Câmara de Vereadores de Guaíba

PARECER JURÍDICO

PROCESSO : Projeto de Lei do Executivo n.º 030/2022
PROPONENTE : Executivo Municipal
     
PARECER : Nº 104/2022
REQUERENTE : #REQUERENTE#

"Ratifica decisão do Poder Executivo de não firmar termo aditivo com a Corsan, nos termos em que foram propostos pela Companhia"

1. Relatório

O Executivo Municipal apresentou o Projeto de Lei nº 030/2022 à Câmara Municipal, que busca a ratificação do Poder Legislativo para a decisão do Poder Executivo em não firmar termo aditivo com a CORSAN, nos termos propostos. A proposição foi encaminhada à Procuradoria pela Presidência para análise nos termos do artigo 105 do Regimento Interno.

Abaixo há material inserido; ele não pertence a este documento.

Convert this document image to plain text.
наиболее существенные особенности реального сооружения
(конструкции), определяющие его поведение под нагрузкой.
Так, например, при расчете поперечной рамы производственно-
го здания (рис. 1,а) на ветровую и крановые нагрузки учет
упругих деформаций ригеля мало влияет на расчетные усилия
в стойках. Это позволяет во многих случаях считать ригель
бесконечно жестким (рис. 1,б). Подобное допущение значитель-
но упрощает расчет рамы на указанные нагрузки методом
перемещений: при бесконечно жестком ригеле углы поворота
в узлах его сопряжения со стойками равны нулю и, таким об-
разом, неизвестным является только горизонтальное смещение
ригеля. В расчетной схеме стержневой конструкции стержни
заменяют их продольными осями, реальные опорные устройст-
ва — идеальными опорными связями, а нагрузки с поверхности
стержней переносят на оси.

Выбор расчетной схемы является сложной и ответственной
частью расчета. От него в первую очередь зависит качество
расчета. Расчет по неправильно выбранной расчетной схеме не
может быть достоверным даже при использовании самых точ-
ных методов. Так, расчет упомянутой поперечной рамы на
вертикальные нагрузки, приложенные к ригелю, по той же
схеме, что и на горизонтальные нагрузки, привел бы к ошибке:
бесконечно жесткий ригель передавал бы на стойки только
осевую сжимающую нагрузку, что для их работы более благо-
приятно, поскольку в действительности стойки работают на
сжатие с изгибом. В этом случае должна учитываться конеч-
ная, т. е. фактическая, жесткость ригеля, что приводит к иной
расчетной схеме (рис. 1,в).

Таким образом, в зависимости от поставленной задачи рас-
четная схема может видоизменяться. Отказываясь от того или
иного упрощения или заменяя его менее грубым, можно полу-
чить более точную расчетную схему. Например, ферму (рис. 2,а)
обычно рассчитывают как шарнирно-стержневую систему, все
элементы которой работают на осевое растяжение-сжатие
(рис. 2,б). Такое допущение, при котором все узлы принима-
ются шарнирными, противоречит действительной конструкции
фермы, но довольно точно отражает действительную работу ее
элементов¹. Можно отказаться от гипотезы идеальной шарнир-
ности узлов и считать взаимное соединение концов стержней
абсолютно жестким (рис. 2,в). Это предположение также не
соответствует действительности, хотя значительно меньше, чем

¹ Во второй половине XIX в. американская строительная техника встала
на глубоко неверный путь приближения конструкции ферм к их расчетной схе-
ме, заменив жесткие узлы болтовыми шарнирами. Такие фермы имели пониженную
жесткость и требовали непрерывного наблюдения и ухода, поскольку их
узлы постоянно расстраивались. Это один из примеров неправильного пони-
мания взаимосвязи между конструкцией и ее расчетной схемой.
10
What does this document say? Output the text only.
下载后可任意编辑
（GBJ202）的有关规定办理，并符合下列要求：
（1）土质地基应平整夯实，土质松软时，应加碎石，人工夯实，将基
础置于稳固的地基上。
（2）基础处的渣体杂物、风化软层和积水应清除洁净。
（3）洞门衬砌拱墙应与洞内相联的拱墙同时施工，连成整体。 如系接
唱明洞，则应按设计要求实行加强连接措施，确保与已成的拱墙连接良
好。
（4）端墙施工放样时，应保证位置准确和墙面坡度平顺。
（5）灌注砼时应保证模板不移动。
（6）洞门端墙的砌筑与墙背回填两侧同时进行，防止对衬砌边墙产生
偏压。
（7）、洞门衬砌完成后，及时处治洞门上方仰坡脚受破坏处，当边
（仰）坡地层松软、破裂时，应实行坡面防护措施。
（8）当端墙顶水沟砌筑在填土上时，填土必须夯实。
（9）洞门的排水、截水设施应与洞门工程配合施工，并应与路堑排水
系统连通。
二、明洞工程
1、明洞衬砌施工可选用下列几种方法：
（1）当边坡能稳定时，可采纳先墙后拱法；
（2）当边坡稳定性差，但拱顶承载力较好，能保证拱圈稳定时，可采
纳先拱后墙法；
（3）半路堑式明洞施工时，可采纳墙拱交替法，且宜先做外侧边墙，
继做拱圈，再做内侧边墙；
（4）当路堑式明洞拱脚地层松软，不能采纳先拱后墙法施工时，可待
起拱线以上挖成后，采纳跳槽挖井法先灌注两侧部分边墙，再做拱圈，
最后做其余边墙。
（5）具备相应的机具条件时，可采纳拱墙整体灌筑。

2. FUNÇÕES DA PROCURADORIA JURÍDICA

A Procuradoria Jurídica da Câmara de Guaíba, órgão consultivo com previsão no art. 3º da Lei Municipal nº 3.687/18, exerce as funções de assessoramento jurídico e de orientação da Mesa Diretora, da Presidência da Casa e dos setores legislativos, através da emissão de pareceres escritos e verbais, bem como de opiniões fundamentadas objetivando a tomada de decisões, por meio de reuniões, de manifestações escritas e de aconselhamentos. Trata-se de órgão público que, embora não detenha competência decisória, orienta juridicamente o gestor público e os setores legislativos, sem caráter vinculante.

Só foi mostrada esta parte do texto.